Sakhir. Grosjean kann nach dem Feuer-Unfall von Bahrain schon Dienstag das Krankenhaus verlassen. Formel 1 schwankt zwischen Vergessen und Verantwortung.

Was im Leben dauert 27 Sekunden? Keine halbe Minute, aber sie kann einem verdammt lange vorkommen. Wer vor einer Kaffeemaschine wartet, weiß das. Diese Zeitspanne, festgeschnallt in einem auseinandergebrochenen, nach einem Aufprall jenseits der 200 km/h zur Seite gekippten Rennwagen, umgeben von einem Flammeninferno – das ist eine Ewigkeit. Es ist die Zeit, die der Formel-1-Rennfahrer Romain Grosjean gebraucht hat, um sich aus dem Horror-Szenario zu befreien und sein Leben zu retten.

Das große Glück im Unglück bewegt die Königsklasse auch am Tag nach dem Großen Preis von Bahrain noch. Es geht ums schnelle Vergessen, ums Verdrängen, aber auch um Verantwortung.

Grosjean darf am Dienstag schon wieder das Krankenhaus verlassen

Romain Grosjean wurde zum Fahrer des Tages gewählt, das war fast schon zynisch. Aber auch ein Zeichen dafür, dass der Motorsport und die Formel 1 insbesondere schnell zu einer neuen Normalität finden will. Der 34-Jährige selbst meldete sich noch nachts mit einem Instagram-Video aus dem Militärkrankenhaus. Er saß dort breit grinsend und witzelte darüber, dass er all die Text-Nachrichten auf seinem Mobiltelefon erstmal nicht beantworten konnte. Seine Hände hingen in Schlaufen, alle Finger waren dick bandagiert. Beim rettenden Sprung über die Leitplanken hatte er sich die Handrücken verbrannt. Der Verdacht auf Brüche hat sich nicht bestätigt. „Einigermaßen okay“ sei er, sagte der Genfer. Bereits am Dienstag darf er das Hospital schon wieder verlassen.
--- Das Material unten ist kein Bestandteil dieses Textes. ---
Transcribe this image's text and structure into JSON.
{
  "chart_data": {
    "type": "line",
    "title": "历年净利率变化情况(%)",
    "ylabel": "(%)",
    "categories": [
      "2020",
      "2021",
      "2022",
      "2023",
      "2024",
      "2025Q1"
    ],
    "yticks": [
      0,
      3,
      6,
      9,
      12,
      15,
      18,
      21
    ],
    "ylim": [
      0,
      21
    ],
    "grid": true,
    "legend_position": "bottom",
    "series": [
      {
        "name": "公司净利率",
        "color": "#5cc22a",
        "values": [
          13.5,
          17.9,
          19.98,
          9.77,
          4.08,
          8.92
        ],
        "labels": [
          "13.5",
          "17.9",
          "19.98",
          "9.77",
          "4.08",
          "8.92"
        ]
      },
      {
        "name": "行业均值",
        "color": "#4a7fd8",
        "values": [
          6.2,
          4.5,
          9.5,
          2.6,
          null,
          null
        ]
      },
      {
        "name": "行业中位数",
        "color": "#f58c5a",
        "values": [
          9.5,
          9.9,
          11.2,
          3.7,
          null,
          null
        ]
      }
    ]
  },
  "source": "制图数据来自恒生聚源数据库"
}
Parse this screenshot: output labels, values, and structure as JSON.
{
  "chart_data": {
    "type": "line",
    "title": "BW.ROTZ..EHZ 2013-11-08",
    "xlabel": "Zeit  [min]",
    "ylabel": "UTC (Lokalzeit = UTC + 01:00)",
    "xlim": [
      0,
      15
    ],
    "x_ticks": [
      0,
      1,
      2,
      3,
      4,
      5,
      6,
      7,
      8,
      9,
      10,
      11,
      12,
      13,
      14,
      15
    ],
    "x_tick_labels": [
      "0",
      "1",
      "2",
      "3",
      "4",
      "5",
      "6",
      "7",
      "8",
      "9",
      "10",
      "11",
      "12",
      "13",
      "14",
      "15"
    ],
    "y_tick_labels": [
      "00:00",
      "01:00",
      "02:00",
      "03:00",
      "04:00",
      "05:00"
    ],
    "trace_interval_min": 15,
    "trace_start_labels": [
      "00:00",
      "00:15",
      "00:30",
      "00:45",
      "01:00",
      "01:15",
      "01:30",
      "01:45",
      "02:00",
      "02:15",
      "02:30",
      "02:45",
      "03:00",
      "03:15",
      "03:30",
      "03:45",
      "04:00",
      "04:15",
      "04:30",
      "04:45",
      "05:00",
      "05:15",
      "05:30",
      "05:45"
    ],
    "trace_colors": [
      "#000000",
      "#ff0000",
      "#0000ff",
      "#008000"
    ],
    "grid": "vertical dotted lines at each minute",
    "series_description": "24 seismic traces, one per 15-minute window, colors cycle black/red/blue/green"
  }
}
Der Haas-Rennwagen des Formel-1-Piloten Romain Grosjean steht auf der Formel-1-Strecke von Bahrain in Flammen.
Der Haas-Rennwagen des Formel-1-Piloten Romain Grosjean steht auf der Formel-1-Strecke von Bahrain in Flammen. © AFP

Einigermaßen okay – wenn auch zulässig, ist dies eine Untertreibung. Der Mann mit der französischen Rennfahrerlizenz muss sich in Wirklichkeit fühlen wie neu geboren: „Ohne den Halo wäre ich nicht mehr hier. Es ist eine der besten Entwicklungen der Formel 1“, sagte er. Halo, das ist der Bügel über dem Cockpit, übersetzt bedeutet das Wort: Heiligenschein. Grosjean war, wie so viele andere ein Gegner des Kopfschutzes, als dieser 2018 eingeführt wurde. So etwas sei gegen die DNA der offenen Rennwagen. Aber was macht Design aus, wenn es um Menschenleben geht?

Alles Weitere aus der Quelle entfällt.